Il maggiore successo arrise a coloro che si erano affidati a uno stile di leadership di trasformazione. In realtà, leader che si avvalevano prevalentemente di uno stile di management standard sembravano più che altro intenti a cercar di controllare e di limitare i dipendenti.

I leader di maggior successo erano giudicati da chi lavorava per loro come individui altamente carismatici e flessibili. Essi sembravano diffondere il proprio senso di fiducia e di competenza e ispiravano gli altri a essere più immaginativi, capaci di adattamento e inclini all'innovazione.

Questo studio riecheggia quello che John Kotter, esperto di leadership presso la Harvard Business School, cita come la differenza fra «management» e «leadership».8-49 Nella sua accezione dei due termini, management si riferisce alle modalità grazie alle quali imprese complesse vengono mantenute ordinate, non caotiche e produttive. Leadership, invece, si riferisce alla capacità di pilotare i cambiamenti indotti dalla competitività e dalla precarietà dei tempi.

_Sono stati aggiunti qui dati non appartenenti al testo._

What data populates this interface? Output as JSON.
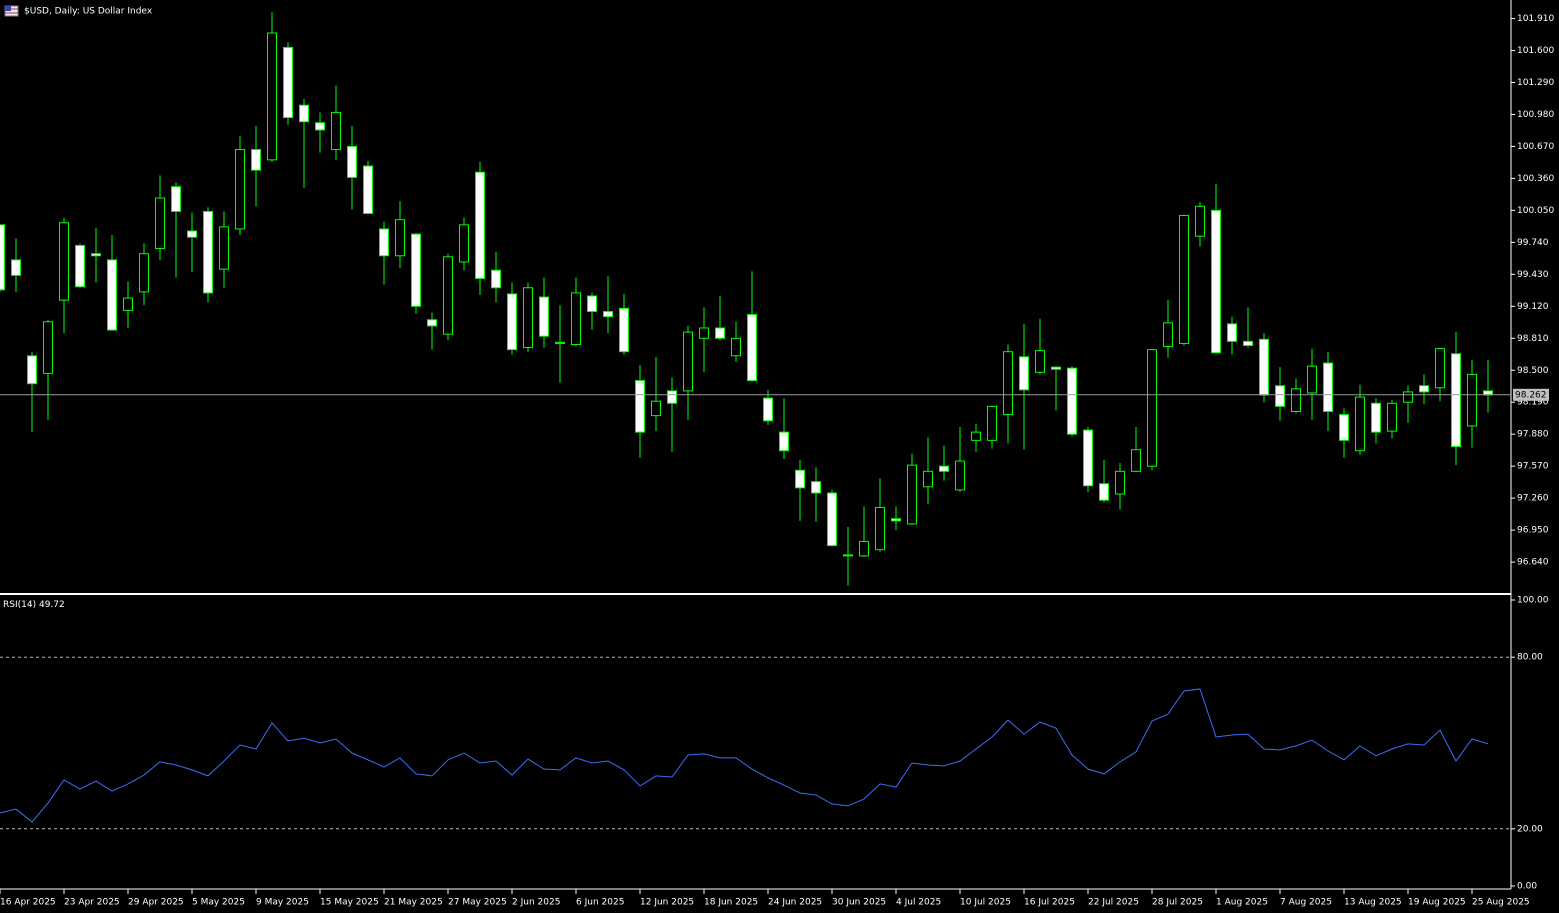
{
  "chart_data": [
    {
      "type": "candlestick",
      "title": "$USD, Daily:  US Dollar Index",
      "categories": [
        "16 Apr 2025",
        null,
        null,
        null,
        "23 Apr 2025",
        null,
        null,
        null,
        "29 Apr 2025",
        null,
        null,
        null,
        "5 May 2025",
        null,
        null,
        null,
        "9 May 2025",
        null,
        null,
        null,
        "15 May 2025",
        null,
        null,
        null,
        "21 May 2025",
        null,
        null,
        null,
        "27 May 2025",
        null,
        null,
        null,
        "2 Jun 2025",
        null,
        null,
        null,
        "6 Jun 2025",
        null,
        null,
        null,
        "12 Jun 2025",
        null,
        null,
        null,
        "18 Jun 2025",
        null,
        null,
        null,
        "24 Jun 2025",
        null,
        null,
        null,
        "30 Jun 2025",
        null,
        null,
        null,
        "4 Jul 2025",
        null,
        null,
        null,
        "10 Jul 2025",
        null,
        null,
        null,
        "16 Jul 2025",
        null,
        null,
        null,
        "22 Jul 2025",
        null,
        null,
        null,
        "28 Jul 2025",
        null,
        null,
        null,
        "1 Aug 2025",
        null,
        null,
        null,
        "7 Aug 2025",
        null,
        null,
        null,
        "13 Aug 2025",
        null,
        null,
        null,
        "19 Aug 2025",
        null,
        null,
        null,
        "25 Aug 2025",
        null
      ],
      "open": [
        99.91,
        99.57,
        98.64,
        98.47,
        99.18,
        99.71,
        99.63,
        99.57,
        99.08,
        99.26,
        99.68,
        100.28,
        99.85,
        100.04,
        99.48,
        99.87,
        100.64,
        100.54,
        101.63,
        101.07,
        100.9,
        100.64,
        100.67,
        100.48,
        99.87,
        99.61,
        99.82,
        98.99,
        98.85,
        99.55,
        100.42,
        99.47,
        99.24,
        98.72,
        99.21,
        98.76,
        98.75,
        99.22,
        99.07,
        99.1,
        98.4,
        98.06,
        98.3,
        98.3,
        98.81,
        98.91,
        98.64,
        99.04,
        98.23,
        97.9,
        97.53,
        97.42,
        97.31,
        96.7,
        96.7,
        96.76,
        97.06,
        97.01,
        97.37,
        97.57,
        97.34,
        97.82,
        97.82,
        98.07,
        98.63,
        98.48,
        98.53,
        98.52,
        97.92,
        97.4,
        97.3,
        97.52,
        97.57,
        98.73,
        98.76,
        99.8,
        100.05,
        98.95,
        98.78,
        98.8,
        98.35,
        98.1,
        98.28,
        98.57,
        98.07,
        97.72,
        98.18,
        97.91,
        98.19,
        98.35,
        98.33,
        98.66,
        97.96,
        98.3
      ],
      "high": [
        99.91,
        99.78,
        98.68,
        98.99,
        99.98,
        99.73,
        99.88,
        99.81,
        99.36,
        99.73,
        100.39,
        100.32,
        100.03,
        100.08,
        100.04,
        100.77,
        100.87,
        101.97,
        101.68,
        101.13,
        101.0,
        101.26,
        100.87,
        100.53,
        99.94,
        100.14,
        99.83,
        99.06,
        99.63,
        99.98,
        100.52,
        99.65,
        99.35,
        99.35,
        99.4,
        99.13,
        99.4,
        99.25,
        99.41,
        99.24,
        98.55,
        98.63,
        98.43,
        98.93,
        99.11,
        99.22,
        98.97,
        99.46,
        98.31,
        98.23,
        97.63,
        97.56,
        97.34,
        96.98,
        97.18,
        97.45,
        97.18,
        97.69,
        97.85,
        97.77,
        97.95,
        97.98,
        98.16,
        98.75,
        98.95,
        99.0,
        98.54,
        98.54,
        97.95,
        97.63,
        97.6,
        97.95,
        98.71,
        99.18,
        100.01,
        100.13,
        100.31,
        99.02,
        99.11,
        98.86,
        98.53,
        98.42,
        98.71,
        98.68,
        98.13,
        98.36,
        98.23,
        98.21,
        98.35,
        98.46,
        98.72,
        98.87,
        98.6,
        98.6
      ],
      "low": [
        99.26,
        99.26,
        97.9,
        98.02,
        98.86,
        99.3,
        99.35,
        98.89,
        98.91,
        99.13,
        99.57,
        99.4,
        99.45,
        99.16,
        99.3,
        99.81,
        100.09,
        100.52,
        100.88,
        100.27,
        100.61,
        100.54,
        100.06,
        100.01,
        99.33,
        99.49,
        99.05,
        98.7,
        98.79,
        99.47,
        99.23,
        99.16,
        98.65,
        98.68,
        98.72,
        98.38,
        98.73,
        98.89,
        98.86,
        98.65,
        97.65,
        97.91,
        97.71,
        98.02,
        98.48,
        98.79,
        98.58,
        98.39,
        97.97,
        97.64,
        97.04,
        97.03,
        96.79,
        96.41,
        96.69,
        96.74,
        96.95,
        97.0,
        97.2,
        97.43,
        97.32,
        97.71,
        97.74,
        97.79,
        97.73,
        98.46,
        98.11,
        97.86,
        97.32,
        97.22,
        97.15,
        97.51,
        97.53,
        98.62,
        98.74,
        99.7,
        98.66,
        98.65,
        98.72,
        98.19,
        98.01,
        98.08,
        98.02,
        97.91,
        97.65,
        97.68,
        97.79,
        97.84,
        97.99,
        98.17,
        98.2,
        97.58,
        97.75,
        98.09
      ],
      "close": [
        99.28,
        99.42,
        98.37,
        98.97,
        99.93,
        99.31,
        99.61,
        98.89,
        99.2,
        99.63,
        100.17,
        100.04,
        99.79,
        99.25,
        99.89,
        100.64,
        100.44,
        101.77,
        100.95,
        100.91,
        100.83,
        101.0,
        100.37,
        100.02,
        99.61,
        99.96,
        99.12,
        98.93,
        99.6,
        99.91,
        99.39,
        99.3,
        98.7,
        99.3,
        98.83,
        98.77,
        99.25,
        99.07,
        99.02,
        98.68,
        97.9,
        98.2,
        98.18,
        98.87,
        98.91,
        98.81,
        98.81,
        98.4,
        98.01,
        97.72,
        97.36,
        97.31,
        96.8,
        96.71,
        96.84,
        97.17,
        97.04,
        97.58,
        97.52,
        97.52,
        97.62,
        97.9,
        98.15,
        98.68,
        98.31,
        98.69,
        98.51,
        97.88,
        97.38,
        97.24,
        97.52,
        97.73,
        98.7,
        98.96,
        100.0,
        100.09,
        98.67,
        98.78,
        98.74,
        98.26,
        98.15,
        98.32,
        98.54,
        98.1,
        97.82,
        98.24,
        97.9,
        98.18,
        98.29,
        98.29,
        98.71,
        97.76,
        98.46,
        98.262
      ],
      "last_price": 98.262,
      "up_color": "#00ff00",
      "down_color": "#ffffff",
      "ylim": [
        96.35,
        102.09
      ],
      "yticks": [
        {
          "value": 101.91,
          "label": "101.910"
        },
        {
          "value": 101.6,
          "label": "101.600"
        },
        {
          "value": 101.29,
          "label": "101.290"
        },
        {
          "value": 100.98,
          "label": "100.980"
        },
        {
          "value": 100.67,
          "label": "100.670"
        },
        {
          "value": 100.36,
          "label": "100.360"
        },
        {
          "value": 100.05,
          "label": "100.050"
        },
        {
          "value": 99.74,
          "label": "99.740"
        },
        {
          "value": 99.43,
          "label": "99.430"
        },
        {
          "value": 99.12,
          "label": "99.120"
        },
        {
          "value": 98.81,
          "label": "98.810"
        },
        {
          "value": 98.5,
          "label": "98.500"
        },
        {
          "value": 98.19,
          "label": "98.190"
        },
        {
          "value": 97.88,
          "label": "97.880"
        },
        {
          "value": 97.57,
          "label": "97.570"
        },
        {
          "value": 97.26,
          "label": "97.260"
        },
        {
          "value": 96.95,
          "label": "96.950"
        },
        {
          "value": 96.64,
          "label": "96.640"
        }
      ]
    },
    {
      "type": "line",
      "title": "RSI(14)",
      "last_value": 49.72,
      "color": "#3b6ff5",
      "values": [
        25.5,
        26.9,
        22.4,
        29.0,
        37.1,
        33.9,
        36.7,
        33.2,
        35.7,
        38.8,
        43.4,
        42.3,
        40.6,
        38.5,
        43.7,
        49.3,
        47.9,
        57.0,
        50.7,
        51.7,
        50.0,
        51.4,
        46.5,
        44.1,
        41.6,
        44.8,
        39.2,
        38.5,
        44.1,
        46.5,
        43.0,
        43.7,
        38.8,
        44.4,
        40.9,
        40.6,
        44.8,
        43.0,
        43.7,
        40.6,
        35.0,
        38.5,
        38.1,
        45.8,
        46.2,
        44.8,
        44.8,
        40.9,
        37.8,
        35.3,
        32.5,
        31.8,
        28.7,
        28.0,
        30.4,
        35.7,
        34.6,
        43.0,
        42.3,
        42.0,
        43.7,
        47.9,
        52.1,
        58.0,
        53.1,
        57.3,
        55.2,
        45.8,
        40.9,
        39.2,
        43.4,
        46.9,
        57.7,
        60.1,
        68.2,
        68.9,
        52.1,
        52.8,
        53.1,
        47.9,
        47.6,
        49.0,
        51.0,
        47.2,
        44.1,
        49.0,
        45.5,
        47.9,
        49.7,
        49.3,
        54.5,
        43.7,
        51.4,
        49.72
      ],
      "ylim": [
        0,
        100
      ],
      "yticks": [
        {
          "value": 100,
          "label": "100.00"
        },
        {
          "value": 80,
          "label": "80.00"
        },
        {
          "value": 20,
          "label": "20.00"
        },
        {
          "value": 0,
          "label": "0.00"
        }
      ],
      "levels": [
        80,
        20
      ]
    }
  ]
}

Come afferma Kotter, «la motivazione e l'ispirazione trasmettono energia alle persone, e lo fanno non spingendole nella giusta direzione come se fossero dei meccanismi di controllo, ma soddisfacendo esigenze umane fondamentali quali la realizzazione dei propri obiettivi e il nutrire un senso di appartenenza, un sentimento di controllo sulla propria vita, e la capacità di vivere in armonia con i propri ideali. Questi sentimenti ci toccano nel profondo e suscitano in noi una straordinaria risposta». A questo livello, dunque, la leadership è un'arte emotiva.